When I arrived at work Monday, my inbox was full of angry messages, just as I suspected it would be, but these angry messages were unlike any I’d ever received before. Most of them suggested that I wasn’t really an American — “How does it feel to be a modern-day Tokyo Rose?” asked one student of history, in a message that sent me scrambling to Wikipedia to learn more about Tokyo Rose, who I’ve concluded I don’t really have all that much in common with — and that in writing these stories I had betrayed my country. Of course, I found it impossible to take any of this seriously, since being accused of ruining the world didn’t seem all that different from being accused of ruining the morale at my high school, though perhaps I should start wearing a flag pin on my lapel, just to appear more American-like. “What is a real American, anyway?” I wondered, before deciding that this is exactly the sort of question that keeps the discourse in this country at a playground level, and opting just to follow my mom’s old advice about ignoring the mean kids at school.
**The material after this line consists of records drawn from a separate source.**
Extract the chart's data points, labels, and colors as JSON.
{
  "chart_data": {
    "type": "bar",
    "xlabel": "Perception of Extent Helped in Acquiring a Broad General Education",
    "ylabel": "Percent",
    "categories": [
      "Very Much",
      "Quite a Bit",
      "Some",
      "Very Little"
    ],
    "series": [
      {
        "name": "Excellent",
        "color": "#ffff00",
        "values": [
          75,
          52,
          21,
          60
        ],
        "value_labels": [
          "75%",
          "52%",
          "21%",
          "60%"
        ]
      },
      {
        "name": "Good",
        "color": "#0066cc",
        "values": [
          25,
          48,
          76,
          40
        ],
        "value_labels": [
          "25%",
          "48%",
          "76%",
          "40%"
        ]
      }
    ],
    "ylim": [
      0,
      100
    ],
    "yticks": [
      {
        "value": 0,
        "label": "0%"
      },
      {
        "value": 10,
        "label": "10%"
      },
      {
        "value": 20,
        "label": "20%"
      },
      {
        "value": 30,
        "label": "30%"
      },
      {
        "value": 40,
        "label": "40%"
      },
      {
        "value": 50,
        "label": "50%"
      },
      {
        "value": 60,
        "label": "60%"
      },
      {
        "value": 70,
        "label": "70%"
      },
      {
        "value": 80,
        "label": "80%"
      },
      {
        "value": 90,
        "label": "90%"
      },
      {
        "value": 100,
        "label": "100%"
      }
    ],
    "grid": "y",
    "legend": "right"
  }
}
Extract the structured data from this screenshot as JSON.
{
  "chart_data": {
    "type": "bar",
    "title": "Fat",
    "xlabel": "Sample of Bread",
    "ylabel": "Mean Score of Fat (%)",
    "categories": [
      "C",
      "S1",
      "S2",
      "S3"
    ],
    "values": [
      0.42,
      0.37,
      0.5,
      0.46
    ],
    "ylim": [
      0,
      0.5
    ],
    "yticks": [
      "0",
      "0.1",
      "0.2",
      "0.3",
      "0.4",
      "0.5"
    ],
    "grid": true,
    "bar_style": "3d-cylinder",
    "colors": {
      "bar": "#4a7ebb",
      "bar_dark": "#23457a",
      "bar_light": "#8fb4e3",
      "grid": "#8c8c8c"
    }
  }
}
After all, my varsity letter jacket never made anyone think I had a lot of school spirit.

The angry e-mails also suggested that I would soon be unemployed, because an immigrant with a H1B visa would arrive to take my job at the Gazette, and these e-mails marked the first time angry readers have exulted in my future unemployment. “Pretty darn soon you too will be out of job,” one person wrote. “Newspapers are failing across the country. Maybe that’s what it will take to get across to you morons who can’t see beyond the end of your nose. Your repeated efforts to undermine your own country and fellow citizens is disgraceful. You don’t mind giving your own job away to foreigners ... do you? See you in the breadlines Sister!” This may be the funniest angry e-mail I’ve ever received, and since I have an annoying habit of repeating certain phrases and expressions over and over again until I get sick of them (just a few months ago I couldn’t stop saying, “I love you, but I’m not in love with you,” but that’s a story for another day) I keep turning to my co-workers and saying, “See you in the breadlines, sister!” I’m sure it’s getting pretty annoying, but I just can’t stop myself.

Still, this message, more than the others, tapped into my basic fear, one shared by journalists throughout the country, that my newspaper is about to fold or lay me off, and that I’ll soon be standing in a breadline somewhere. And since I hate it when someone else gets the last laugh, I hope that never happens. Not that I’m too worried about running into the angry e-mailers while standing in the breadline, because it’s pretty clear that most of them don’t live around here, and that these stories were distributed widely on-line by anti-immigration groups. The first angry letter we printed in the paper came not from Schenectady or Guilderland or Cobleskill, but from Arlington, Va.

A few weeks ago I wrote an article about how a local group that assists immigrants and refugees was sponsoring classes designed to familiarize their clients with American laws, and this resulted in an angry call from someone who threw around words like bias and agenda. “Do you have some sort of animosity toward immigrants?” this person demanded, and of course it’s enough to make your head spin, being accused of hating immigrants one week and hating America the next. I shrugged off most of this woman’s criticisms, but then she suggested that I was a bad writer, and you know what? That’s the one thing that really got under my skin, because we writers are a vain and sensitive lot, and it doesn’t take much to convince me that everything I’ve ever written is complete crap. But accuse me of hating America? Well, that’s just so absurd that it doesn’t bother me at all.